The application of biosolids, both alone and with the conventional fertilizer, also proved generally beneficial to the soil for plant growth, the study showed.
It also increased levels of dissolved organic carbon — a type of carbon that is a vital part of carbon cycling — and microbial biomass, made up of bacteria and fungi that decompose organic matter. Those changes help release nutrients into the soil.

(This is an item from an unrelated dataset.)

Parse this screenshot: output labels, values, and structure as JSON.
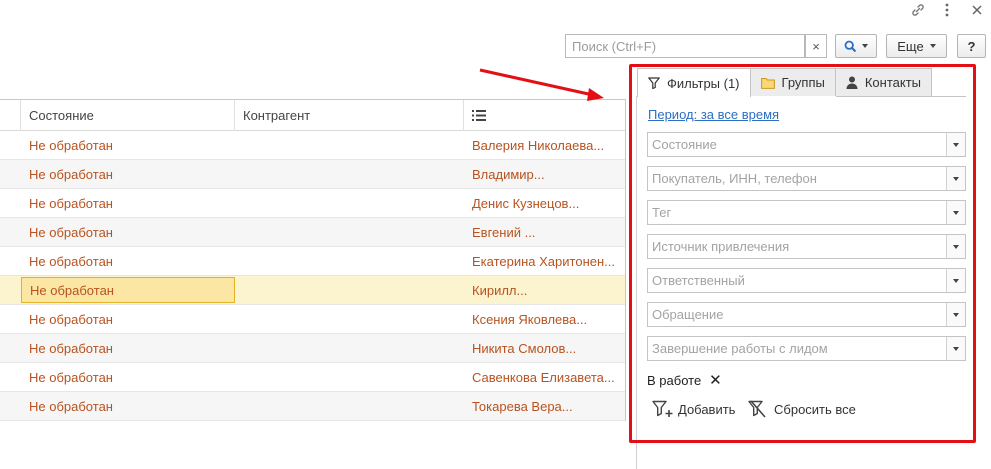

The findings also suggest that soil micro-organisms play a key role in regulating greenhouse gas emissions, and how they “could be an underlying mechanism in different fertilization scenarios,” Chen notes.
That lays the foundation for further research into improving environmental impact, he adds.
“Understanding their effect can help develop a strategy to mitigate the negative effects of conventional fertilization, such as by influencing some specific microbes in soils.”
The study was funded by the Natural Sciences and Engineering Research Council of Canada, Alberta-Pacific Forest Industries Inc. through an NSERC Collaborative Research Development grant in collaboration with study co-author and U of A professor Barb Thomas, and the Biocap Canada Foundation. Chen’s work was also supported by a Banting Postdoctoral Fellowship, and another U of A co-author, Sarah Pattison, was supported by an NSERC Industrial Postgraduate Scholarship.